Thursday, August 7, 2014

Islamic State militants seize major Christian town in Iraq; thousands flee

Sunni Muslim extremists punctured Kurdish defenses in a major offensive in northern Iraq on Thursday, seizing control of the country’s largest Christian town and sending thousands of civilians fleeing in panic.
Kurdish officials pleaded for international assistance as they appeared to be losing control of the 650-mile border between their semiautonomous region and territory controlled by Sunni extremist militants belonging to the Islamic State, an al-Qaeda splinter group. The Kurdish forces were forced to pull out of the towns of Qaraqosh, Bartella and Bashika overnight, putting militants within 40 miles of the Kurdish regional capital of Irbil, the officials said.
The Kurds’ reverses have compounded an already desperate humanitarian situation, and have left Iraq’s religious minorities particularly vulnerable.
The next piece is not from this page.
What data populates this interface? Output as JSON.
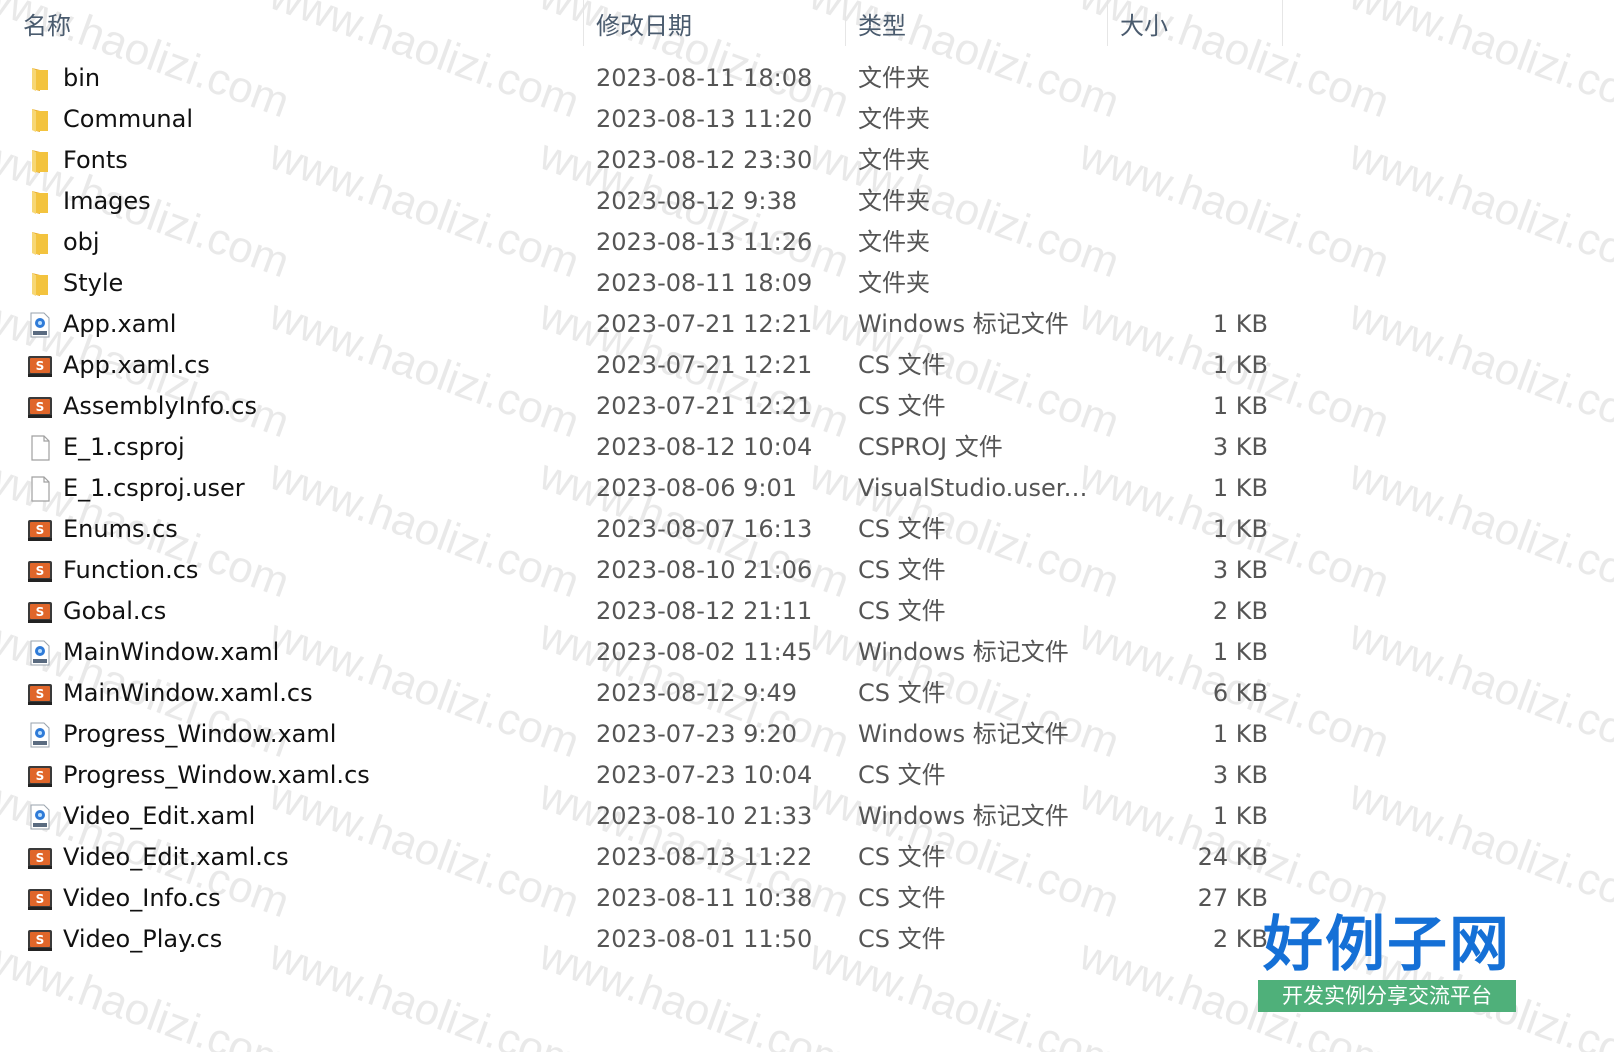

Iraqi politicians have appealed for emergency aid for thousands of civilians who have been stranded with little food on a mountaintop since they were driven from another town, Sinjar, by the al-Qaeda-inspired rebels several days ago. Most of those refugees are members of the minority Yazidi sect. They fear death if they descend into areas controlled by the extremist rebels, who consider them apostates.
At the White House, press secretary Josh Earnest on Thursday declined to confirm a New York Times report that the Obama administration is considering food-drops or airstrikes to aid the Yazidis. Earnest called the situation “barbaric and disgusting” and said President Obama had been briefed by his national security advisers on the “dire humanitarian situation.”